Two airlines that fly from Moscow to the United States must check passengers and their carryon bags for bombs, according to a government order Wednesday, one week after suspected terrorists crashed two Russian planes.

"The U.S. has determined it's prudent to take additional security measures to increase the protection of flights between the U.S. and Russia until we have more information to assess the situation," said Amy von Walter, a spokeswoman for the Transportation Security Administration (search).

The airlines affected are Delta Air Lines and Aeroflot Russian Airlines, which fly to the United States four times a day from Sheremetyevo International Airport, a Homeland Security Department (search) official said. Aeroflot has direct flights from Moscow to New York, Seattle, Los Angeles and Washington, D.C. Delta offers daily flights between Moscow and New York.

The two planes that crashed on Aug. 25 after near-simultaneous explosions, killing all 90 people on board, had left Moscow's Domodedovo Airport on domestic flights. The planes belonged to the Russian airline Sibir and a small regional airline, Volga-Aviaexpress.

Delta and Aeroflot were ordered to conduct tests of all passengers and their bags for explosives using various technologies, von Walter said. The airlines also must conduct more thorough screening of all cargo put aboard passenger planes, she said.

Airlines must take additional security precautions around the aircraft when they are at the Moscow airport, and they must inspect the aircraft before passengers board, said a Homeland Security Department official who spoke on condition of anonymity.

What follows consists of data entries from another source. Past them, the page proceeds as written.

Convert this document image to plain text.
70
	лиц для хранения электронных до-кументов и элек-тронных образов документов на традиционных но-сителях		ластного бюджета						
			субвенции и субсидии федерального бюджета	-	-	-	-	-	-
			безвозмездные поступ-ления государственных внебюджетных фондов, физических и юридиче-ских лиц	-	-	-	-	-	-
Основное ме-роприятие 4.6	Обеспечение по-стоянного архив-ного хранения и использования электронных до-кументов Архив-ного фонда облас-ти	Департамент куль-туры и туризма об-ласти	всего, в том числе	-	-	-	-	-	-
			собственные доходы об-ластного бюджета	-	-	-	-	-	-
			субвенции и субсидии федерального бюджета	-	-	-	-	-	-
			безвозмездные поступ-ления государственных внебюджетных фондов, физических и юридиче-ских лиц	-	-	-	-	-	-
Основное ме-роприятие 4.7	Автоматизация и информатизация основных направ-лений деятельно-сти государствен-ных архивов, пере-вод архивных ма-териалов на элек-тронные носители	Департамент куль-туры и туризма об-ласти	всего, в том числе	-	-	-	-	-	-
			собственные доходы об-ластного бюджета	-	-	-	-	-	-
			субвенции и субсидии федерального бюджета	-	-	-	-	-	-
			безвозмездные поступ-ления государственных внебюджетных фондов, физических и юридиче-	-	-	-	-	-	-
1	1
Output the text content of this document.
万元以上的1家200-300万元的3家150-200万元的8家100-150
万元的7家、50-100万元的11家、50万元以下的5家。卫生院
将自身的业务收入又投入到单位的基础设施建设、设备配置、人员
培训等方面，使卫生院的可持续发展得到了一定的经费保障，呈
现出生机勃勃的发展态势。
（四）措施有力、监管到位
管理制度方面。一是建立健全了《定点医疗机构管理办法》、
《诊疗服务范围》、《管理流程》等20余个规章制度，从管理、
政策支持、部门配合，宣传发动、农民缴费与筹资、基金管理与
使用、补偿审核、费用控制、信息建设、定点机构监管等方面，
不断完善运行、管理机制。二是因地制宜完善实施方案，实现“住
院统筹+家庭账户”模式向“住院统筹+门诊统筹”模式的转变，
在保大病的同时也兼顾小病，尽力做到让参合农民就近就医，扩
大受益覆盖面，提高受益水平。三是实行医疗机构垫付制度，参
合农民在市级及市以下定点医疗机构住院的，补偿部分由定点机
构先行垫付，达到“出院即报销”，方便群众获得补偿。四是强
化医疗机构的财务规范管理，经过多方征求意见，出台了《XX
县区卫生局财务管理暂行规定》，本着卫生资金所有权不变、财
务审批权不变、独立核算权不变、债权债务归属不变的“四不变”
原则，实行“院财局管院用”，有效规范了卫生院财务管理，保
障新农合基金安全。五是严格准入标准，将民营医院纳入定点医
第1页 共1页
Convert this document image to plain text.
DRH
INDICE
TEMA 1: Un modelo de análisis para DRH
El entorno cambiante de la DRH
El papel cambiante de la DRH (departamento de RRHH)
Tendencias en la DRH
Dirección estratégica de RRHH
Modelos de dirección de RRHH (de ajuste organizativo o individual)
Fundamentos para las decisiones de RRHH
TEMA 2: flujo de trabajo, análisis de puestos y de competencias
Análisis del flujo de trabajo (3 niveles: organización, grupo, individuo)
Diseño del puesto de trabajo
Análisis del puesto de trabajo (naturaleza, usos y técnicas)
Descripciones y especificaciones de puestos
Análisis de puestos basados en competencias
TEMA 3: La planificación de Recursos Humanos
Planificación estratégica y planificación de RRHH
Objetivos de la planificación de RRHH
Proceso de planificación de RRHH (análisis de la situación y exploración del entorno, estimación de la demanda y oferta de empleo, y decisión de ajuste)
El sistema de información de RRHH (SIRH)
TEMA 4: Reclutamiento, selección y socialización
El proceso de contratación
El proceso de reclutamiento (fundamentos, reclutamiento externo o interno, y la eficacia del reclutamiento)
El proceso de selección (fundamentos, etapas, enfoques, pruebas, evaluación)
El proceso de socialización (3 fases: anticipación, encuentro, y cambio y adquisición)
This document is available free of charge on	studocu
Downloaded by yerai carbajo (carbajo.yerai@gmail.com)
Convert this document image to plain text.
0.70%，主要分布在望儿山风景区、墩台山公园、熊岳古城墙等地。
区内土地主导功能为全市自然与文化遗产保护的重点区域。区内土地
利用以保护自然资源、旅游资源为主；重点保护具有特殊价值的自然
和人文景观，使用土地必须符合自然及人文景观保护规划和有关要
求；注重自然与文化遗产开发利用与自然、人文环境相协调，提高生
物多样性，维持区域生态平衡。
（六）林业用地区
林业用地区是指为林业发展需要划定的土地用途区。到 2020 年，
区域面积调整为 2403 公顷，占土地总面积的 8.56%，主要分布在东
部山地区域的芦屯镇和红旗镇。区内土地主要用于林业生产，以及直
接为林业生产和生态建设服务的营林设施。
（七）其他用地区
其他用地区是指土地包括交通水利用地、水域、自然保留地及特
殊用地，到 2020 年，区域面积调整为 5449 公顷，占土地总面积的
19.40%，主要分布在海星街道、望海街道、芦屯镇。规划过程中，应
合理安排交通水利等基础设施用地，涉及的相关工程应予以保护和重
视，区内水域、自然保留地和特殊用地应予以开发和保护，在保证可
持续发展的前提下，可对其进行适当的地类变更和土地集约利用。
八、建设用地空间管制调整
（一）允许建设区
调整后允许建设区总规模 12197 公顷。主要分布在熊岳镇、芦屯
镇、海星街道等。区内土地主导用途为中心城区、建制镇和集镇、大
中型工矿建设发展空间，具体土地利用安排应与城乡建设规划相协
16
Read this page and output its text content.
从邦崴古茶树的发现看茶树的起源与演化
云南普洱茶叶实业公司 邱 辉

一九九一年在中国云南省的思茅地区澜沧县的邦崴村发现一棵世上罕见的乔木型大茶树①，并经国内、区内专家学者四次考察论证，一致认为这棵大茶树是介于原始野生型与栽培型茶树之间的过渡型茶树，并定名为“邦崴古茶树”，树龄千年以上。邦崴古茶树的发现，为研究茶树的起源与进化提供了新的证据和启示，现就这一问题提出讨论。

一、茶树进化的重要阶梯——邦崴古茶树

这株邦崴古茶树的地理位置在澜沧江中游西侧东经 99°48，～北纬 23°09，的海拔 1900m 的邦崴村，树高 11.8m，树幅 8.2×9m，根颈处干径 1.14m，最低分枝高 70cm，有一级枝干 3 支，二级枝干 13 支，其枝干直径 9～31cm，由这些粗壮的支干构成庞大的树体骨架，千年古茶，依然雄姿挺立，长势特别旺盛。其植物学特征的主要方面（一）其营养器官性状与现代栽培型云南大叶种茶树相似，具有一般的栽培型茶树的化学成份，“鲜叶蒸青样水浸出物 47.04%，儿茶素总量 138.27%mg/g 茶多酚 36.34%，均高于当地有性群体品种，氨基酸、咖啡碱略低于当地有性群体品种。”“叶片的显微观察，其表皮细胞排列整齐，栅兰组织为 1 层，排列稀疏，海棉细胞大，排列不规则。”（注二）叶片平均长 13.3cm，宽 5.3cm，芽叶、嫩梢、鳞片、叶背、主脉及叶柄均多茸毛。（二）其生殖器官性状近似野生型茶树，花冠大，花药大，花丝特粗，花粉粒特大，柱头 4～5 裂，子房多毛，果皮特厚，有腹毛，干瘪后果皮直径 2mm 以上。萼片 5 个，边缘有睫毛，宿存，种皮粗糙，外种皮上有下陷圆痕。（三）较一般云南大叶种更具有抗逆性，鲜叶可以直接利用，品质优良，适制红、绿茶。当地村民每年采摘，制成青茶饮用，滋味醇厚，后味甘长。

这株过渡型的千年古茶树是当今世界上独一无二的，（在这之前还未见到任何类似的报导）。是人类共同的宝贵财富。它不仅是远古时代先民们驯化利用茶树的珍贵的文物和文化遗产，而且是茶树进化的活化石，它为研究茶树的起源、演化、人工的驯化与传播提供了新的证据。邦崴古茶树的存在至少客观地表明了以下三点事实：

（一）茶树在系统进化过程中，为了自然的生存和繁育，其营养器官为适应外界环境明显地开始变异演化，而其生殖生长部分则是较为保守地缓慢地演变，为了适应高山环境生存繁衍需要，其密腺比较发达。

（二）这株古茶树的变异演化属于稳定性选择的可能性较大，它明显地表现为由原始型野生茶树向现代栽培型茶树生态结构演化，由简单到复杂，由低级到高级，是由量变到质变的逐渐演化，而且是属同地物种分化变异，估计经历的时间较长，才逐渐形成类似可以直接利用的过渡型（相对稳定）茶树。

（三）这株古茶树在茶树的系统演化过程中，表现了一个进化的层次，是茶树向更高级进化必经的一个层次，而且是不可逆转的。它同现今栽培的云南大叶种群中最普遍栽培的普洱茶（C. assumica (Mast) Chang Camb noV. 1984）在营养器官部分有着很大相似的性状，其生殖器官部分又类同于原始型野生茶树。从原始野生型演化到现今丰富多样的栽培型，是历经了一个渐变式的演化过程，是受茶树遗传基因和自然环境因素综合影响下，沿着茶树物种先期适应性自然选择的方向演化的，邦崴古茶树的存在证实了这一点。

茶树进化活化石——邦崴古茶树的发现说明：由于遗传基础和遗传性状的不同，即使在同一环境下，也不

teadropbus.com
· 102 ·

Russian authorities are looking into the possibility that suicide bombers brought the planes down, and are seeking information about two Chechen women believed to have been aboard — one on each plane.

Rafi Ron (search), former head of security at Israel's Ben Gurion Airport and now a security consultant in Washington, said the U.S. government should not limit the stricter security for U.S.-bound planes from Moscow.

Like the commission that investigated the Sept. 11 attacks, Ron advocates better technology at airport checkpoints so more passengers can be inspected for explosives. Currently, metal detectors — both hand-held and walk-through — do not sense nonmetal bombs, and only those passengers selected for extra screening are checked for bombs in U.S. airports.